Back in April, the European Union launched the first transnational initiative process – a process open to anyone in the world who could get one million signatures from a combination of petitions in at least 7 of the 27 EU countries.

There was one big snafu. The legislation enabling this new initiative process provided for electronic signature gathering. But the software set up for this simply didn’t work in practice. Some sponsors had troubles with server companies that were contracted to do the work. In some cases, signatures couldn’t be collected or were lost. As a result, some initiative campaigns struggled, since old-fashioned gathering is more costly.

So what happened?
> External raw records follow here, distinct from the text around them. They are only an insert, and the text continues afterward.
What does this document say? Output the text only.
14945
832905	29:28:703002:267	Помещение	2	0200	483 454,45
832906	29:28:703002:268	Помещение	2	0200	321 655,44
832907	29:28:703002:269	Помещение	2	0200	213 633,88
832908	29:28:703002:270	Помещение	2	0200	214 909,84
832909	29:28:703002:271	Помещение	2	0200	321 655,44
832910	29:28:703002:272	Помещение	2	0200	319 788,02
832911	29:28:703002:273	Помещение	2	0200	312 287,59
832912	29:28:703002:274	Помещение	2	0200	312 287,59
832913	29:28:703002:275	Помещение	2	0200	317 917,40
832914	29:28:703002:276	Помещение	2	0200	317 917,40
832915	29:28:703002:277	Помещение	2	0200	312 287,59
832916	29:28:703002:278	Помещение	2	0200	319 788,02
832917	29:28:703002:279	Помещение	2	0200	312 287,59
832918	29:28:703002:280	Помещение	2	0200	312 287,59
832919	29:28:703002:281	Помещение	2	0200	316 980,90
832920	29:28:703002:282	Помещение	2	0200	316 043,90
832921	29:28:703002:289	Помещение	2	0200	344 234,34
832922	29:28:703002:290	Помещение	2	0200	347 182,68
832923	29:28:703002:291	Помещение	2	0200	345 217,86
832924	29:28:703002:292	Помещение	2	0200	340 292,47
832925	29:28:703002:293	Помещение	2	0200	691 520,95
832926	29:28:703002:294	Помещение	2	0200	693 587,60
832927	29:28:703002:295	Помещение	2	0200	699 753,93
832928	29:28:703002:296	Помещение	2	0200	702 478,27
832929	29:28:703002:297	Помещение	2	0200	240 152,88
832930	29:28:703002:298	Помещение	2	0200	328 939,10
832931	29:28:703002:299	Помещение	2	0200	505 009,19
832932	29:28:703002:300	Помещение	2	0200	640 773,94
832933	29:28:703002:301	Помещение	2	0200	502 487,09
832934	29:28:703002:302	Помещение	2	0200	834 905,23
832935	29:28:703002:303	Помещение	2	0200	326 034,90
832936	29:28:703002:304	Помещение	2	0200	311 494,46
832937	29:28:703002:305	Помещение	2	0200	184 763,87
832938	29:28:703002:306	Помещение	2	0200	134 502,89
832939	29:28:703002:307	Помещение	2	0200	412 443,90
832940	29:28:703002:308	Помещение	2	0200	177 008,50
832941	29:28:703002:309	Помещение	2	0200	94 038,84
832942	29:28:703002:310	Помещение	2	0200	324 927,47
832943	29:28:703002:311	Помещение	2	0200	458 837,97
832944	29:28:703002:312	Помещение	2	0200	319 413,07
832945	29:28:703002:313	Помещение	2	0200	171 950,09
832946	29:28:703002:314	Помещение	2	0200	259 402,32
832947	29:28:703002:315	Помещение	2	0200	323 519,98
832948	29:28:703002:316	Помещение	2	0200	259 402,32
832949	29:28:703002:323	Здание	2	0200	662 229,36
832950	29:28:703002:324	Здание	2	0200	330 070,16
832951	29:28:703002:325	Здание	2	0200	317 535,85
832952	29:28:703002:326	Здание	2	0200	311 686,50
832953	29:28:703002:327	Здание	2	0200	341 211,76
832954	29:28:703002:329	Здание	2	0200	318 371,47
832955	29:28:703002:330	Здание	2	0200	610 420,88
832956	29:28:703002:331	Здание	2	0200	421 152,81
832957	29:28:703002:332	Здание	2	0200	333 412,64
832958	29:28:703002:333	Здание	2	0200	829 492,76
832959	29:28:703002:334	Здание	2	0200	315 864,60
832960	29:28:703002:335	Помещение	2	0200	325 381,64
Instead of letting the matter languish, the European Commission, the powerful central governing body of the EU, stepped in.

The commission decided to let initiative sponsors use the commission’s own servers to set up electronic signature gathering systems. This is not a permanent solution – -but provides a temporary stopgap until the formal systems are set up and properly established. The commission also extended the one-year limit for gathering signatures to assist the sponsors who had initial problems.

Why did they do this? Here is a real quote from Commission Vice-President Maroš Šefčovič: “During these early stages of what is, after all, the biggest ever experiment in transnational participatory democracy, the Commission is absolutely determined to make sure that organisers of the first ECIs face no insurmountable stumbling blocks. Since some organisers struggled to find suitable host providers on the market for collecting signatures online, the Commission will offer its own servers to them as a hosting environment.”

Imagine – a continent that takes direct democracy seriously!

Now imagine if California permitted electronic signature gathering (that takes some imagining, I know – since the state government’s legal position is that such gathering is illegal). And imagine this set of circumstances, with technology and start-up problems. Could you see the governor or legislature stepping in to offer its servers to initiative sponsors?

Me neither.

California desperately needs a government that will support its initiative and referendum process in a way that values citizen participation and deliberation.

Perhaps that government should be the European Commission.